The White House has embraced a declaration by a group of scientists arguing that authorities should allow the coronavirus to spread among young healthy people while protecting the elderly and the vulnerable — an approach that would rely on arriving at “herd immunity” through infections rather than a vaccine.
Many experts say “herd immunity” — the point at which a disease stops spreading because nearly everyone in a population has contracted it — is still very far-off.
[...]
On a call convened Monday by the White House, two senior administration officials, both speaking anonymously because they were not authorized to give their names, cited an October 4 petition titled The Great Barrington Declaration, which argues against lockdowns and calls for a reopening of businesses and schools.
[...]
“The most compassionate approach that balances the risks and benefits of reaching herd immunity, is to allow those who are at minimal risk of death to live their lives normally to build up immunity to the virus through natural infection, while better protecting those who are at highest risk. We call this Focused Protection.”

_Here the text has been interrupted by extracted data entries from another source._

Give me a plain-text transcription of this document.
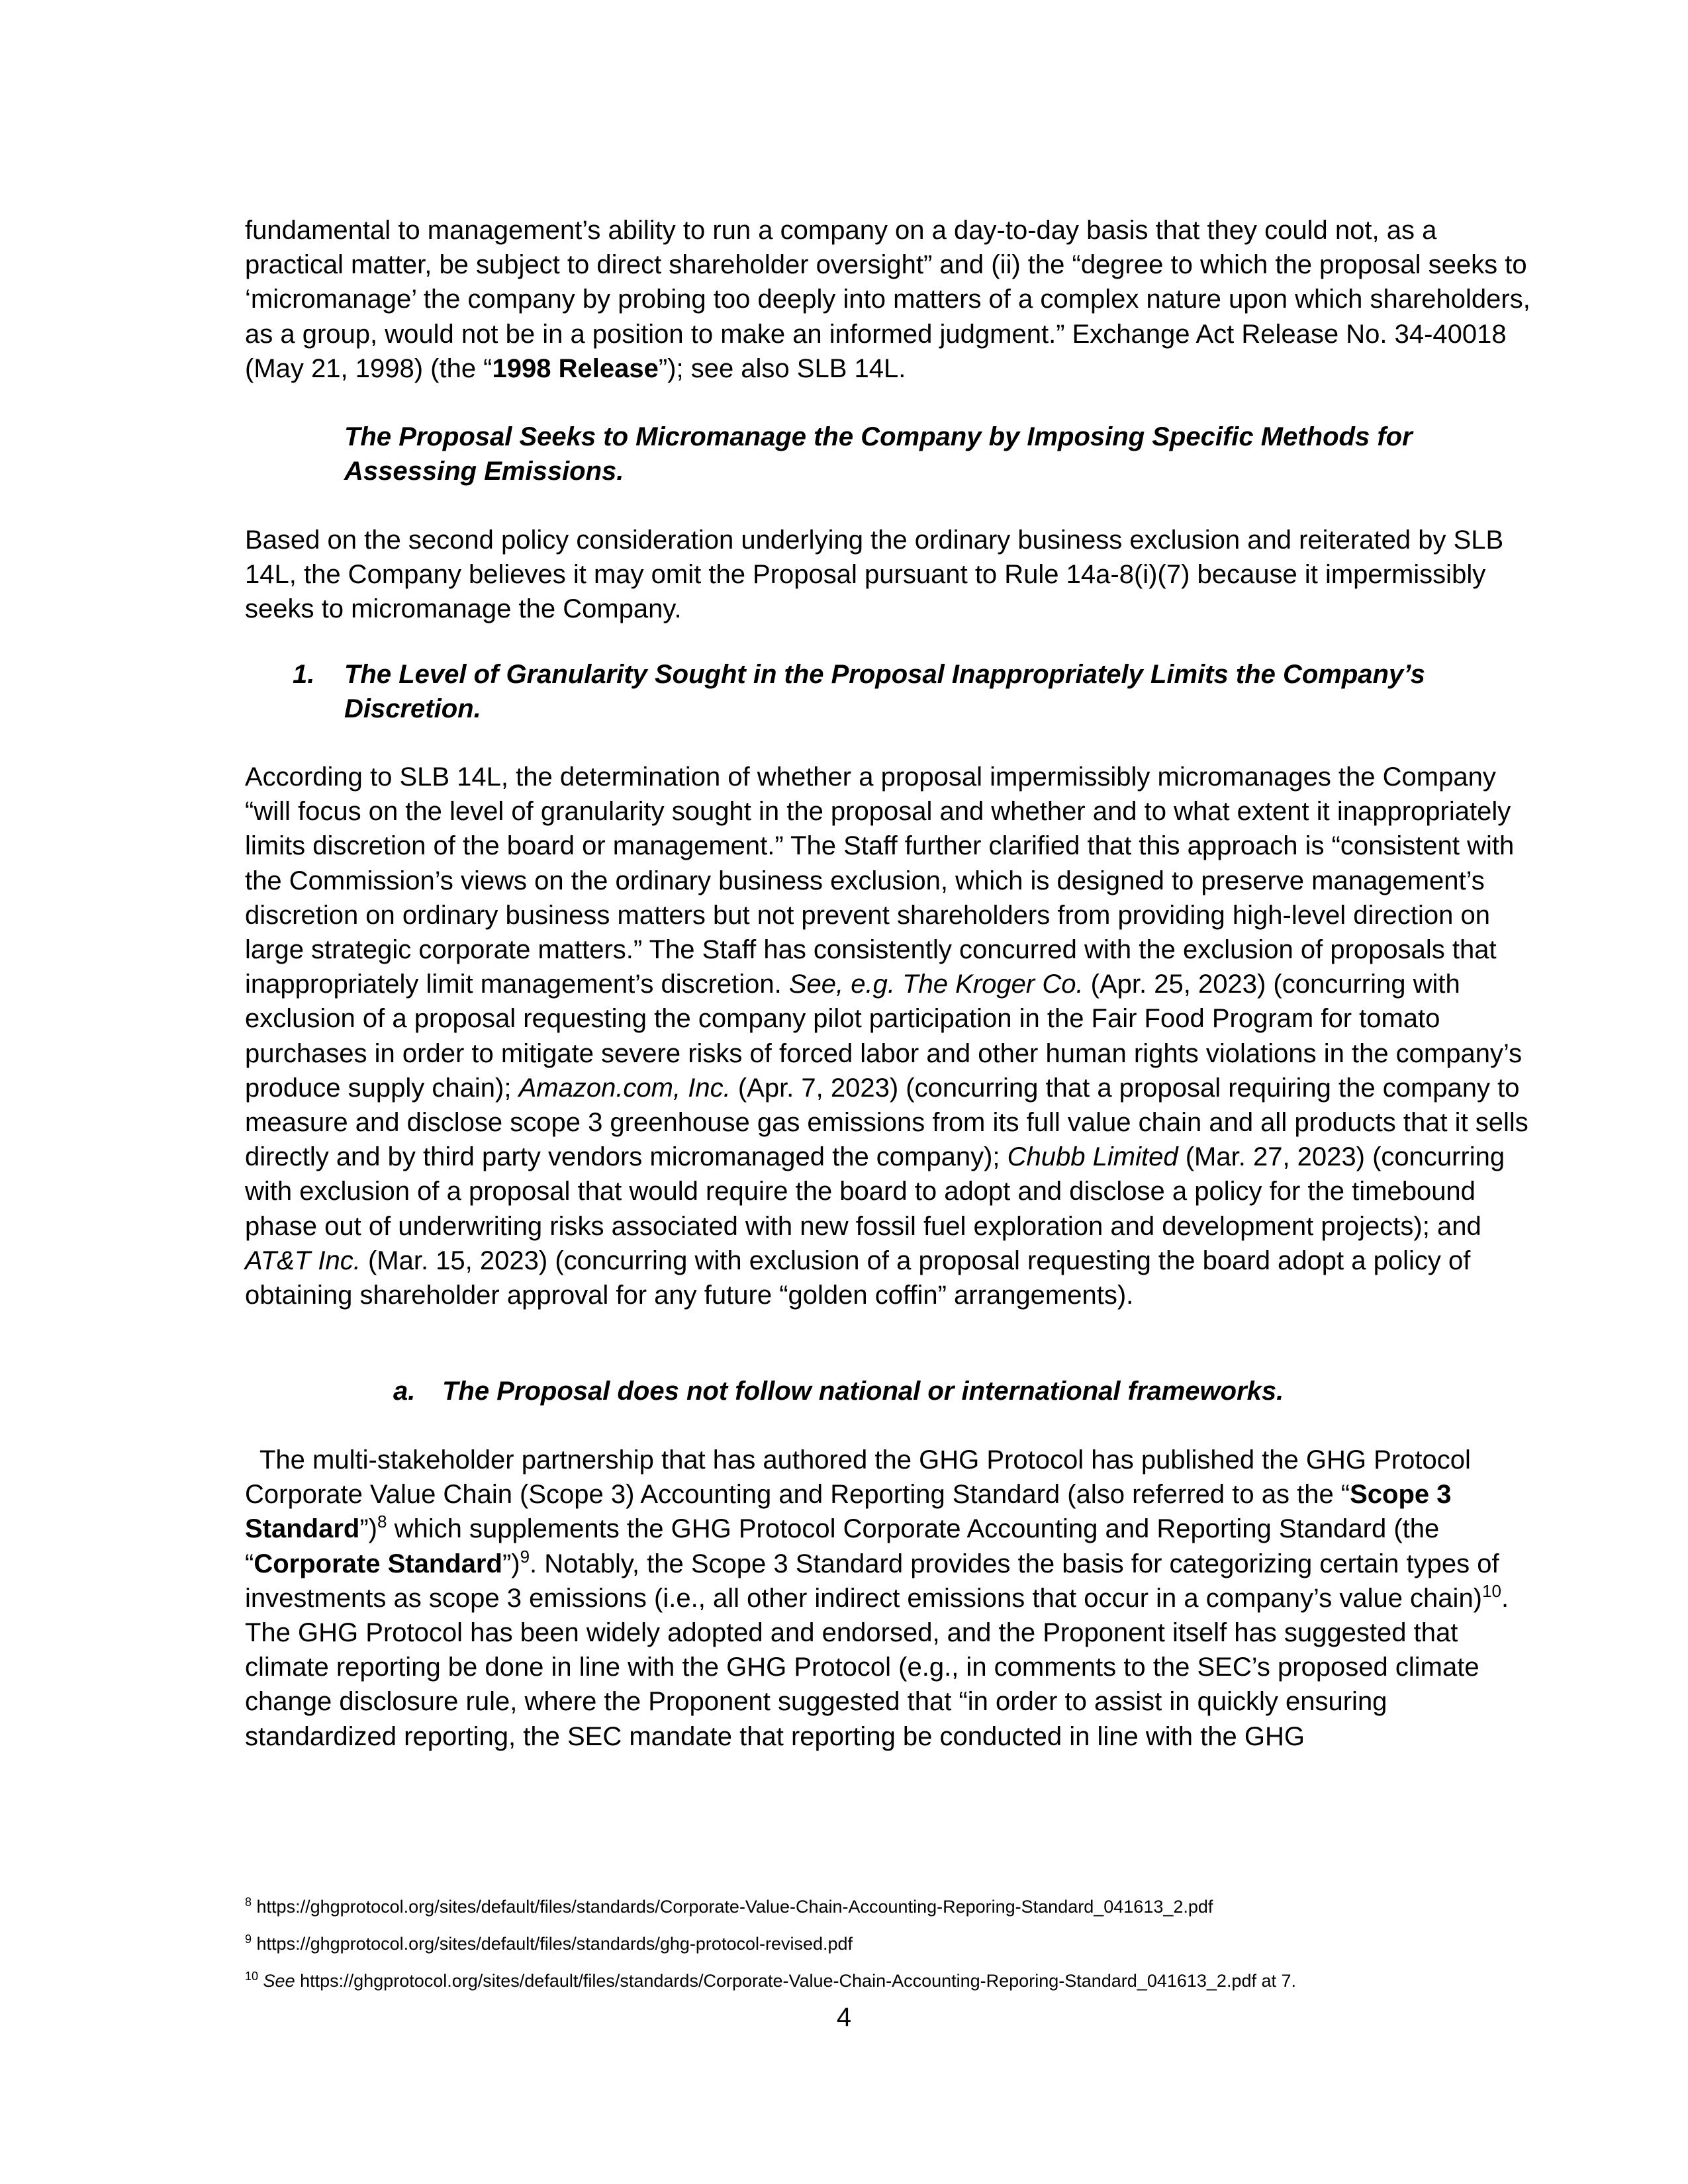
fundamental to management’s ability to run a company on a day-to-day basis that they could not, as a practical matter, be subject to direct shareholder oversight” and (ii) the “degree to which the proposal seeks to ‘micromanage’ the company by probing too deeply into matters of a complex nature upon which shareholders, as a group, would not be in a position to make an informed judgment.” Exchange Act Release No. 34-40018 (May 21, 1998) (the “1998 Release”); see also SLB 14L.

The Proposal Seeks to Micromanage the Company by Imposing Specific Methods for Assessing Emissions.

Based on the second policy consideration underlying the ordinary business exclusion and reiterated by SLB 14L, the Company believes it may omit the Proposal pursuant to Rule 14a-8(i)(7) because it impermissibly seeks to micromanage the Company.

1. The Level of Granularity Sought in the Proposal Inappropriately Limits the Company’s Discretion.

According to SLB 14L, the determination of whether a proposal impermissibly micromanages the Company “will focus on the level of granularity sought in the proposal and whether and to what extent it inappropriately limits discretion of the board or management.” The Staff further clarified that this approach is “consistent with the Commission’s views on the ordinary business exclusion, which is designed to preserve management’s discretion on ordinary business matters but not prevent shareholders from providing high-level direction on large strategic corporate matters.” The Staff has consistently concurred with the exclusion of proposals that inappropriately limit management’s discretion. See, e.g. The Kroger Co. (Apr. 25, 2023) (concurring with exclusion of a proposal requesting the company pilot participation in the Fair Food Program for tomato purchases in order to mitigate severe risks of forced labor and other human rights violations in the company’s produce supply chain); Amazon.com, Inc. (Apr. 7, 2023) (concurring that a proposal requiring the company to measure and disclose scope 3 greenhouse gas emissions from its full value chain and all products that it sells directly and by third party vendors micromanaged the company); Chubb Limited (Mar. 27, 2023) (concurring with exclusion of a proposal that would require the board to adopt and disclose a policy for the timebound phase out of underwriting risks associated with new fossil fuel exploration and development projects); and AT&T Inc. (Mar. 15, 2023) (concurring with exclusion of a proposal requesting the board adopt a policy of obtaining shareholder approval for any future “golden coffin” arrangements).

a. The Proposal does not follow national or international frameworks.

The multi-stakeholder partnership that has authored the GHG Protocol has published the GHG Protocol Corporate Value Chain (Scope 3) Accounting and Reporting Standard (also referred to as the “Scope 3 Standard”)$^8$ which supplements the GHG Protocol Corporate Accounting and Reporting Standard (the “Corporate Standard”)$^9$. Notably, the Scope 3 Standard provides the basis for categorizing certain types of investments as scope 3 emissions (i.e., all other indirect emissions that occur in a company’s value chain)$^{10}$. The GHG Protocol has been widely adopted and endorsed, and the Proponent itself has suggested that climate reporting be done in line with the GHG Protocol (e.g., in comments to the SEC’s proposed climate change disclosure rule, where the Proponent suggested that “in order to assist in quickly ensuring standardized reporting, the SEC mandate that reporting be conducted in line with the GHG

$^8$ https://ghgprotocol.org/sites/default/files/standards/Corporate-Value-Chain-Accounting-Reporing-Standard_041613_2.pdf

$^9$ https://ghgprotocol.org/sites/default/files/standards/ghg-protocol-revised.pdf

$^{10}$ See https://ghgprotocol.org/sites/default/files/standards/Corporate-Value-Chain-Accounting-Reporing-Standard_041613_2.pdf at 7.

4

The declaration has more than 9,000 signatories from all over the world, its website says, though most of the names are not public.
[...]
Its lead authors include Dr. Jay Bhattacharya, an epidemiologist and infectious disease expert at Stanford University, the academic home of Dr. Scott Atlas, President Trump’s science adviser. Dr. Atlas has also espoused herd immunity.
The declaration’s architects include Sunetra Gupta and Gabriela Gomes, two scientists who have proposed that societies may achieve herd immunity when 10 to 20 percent of their populations have been infected with the virus, a position most epidemiologists disagree with.
NYT
The declaration has been signed by 445,902 concerned citizens, 9,510 medical and public health scientists and 25,049 medical practitioners, according to its website. But Sky News found last week that dozens of fake names had signed the document, including Dr. I.P. Freely, Dr. Person Fakename and Dr. Johnny Bananas.
Another signatory called himself Dr. Harold Shipman, a general practitioner in the United Kingdom. In 1998, a man named Harold Shipman was arrested after killing more than 200 of his patients.
The declaration was also signed by at least 18 self-declared homeopaths who signed as medical practitioners and 100 therapists, including massage therapists, hypnotherapists and psychotherapists.
The Hill
...but hey, do what you want...you will anyway.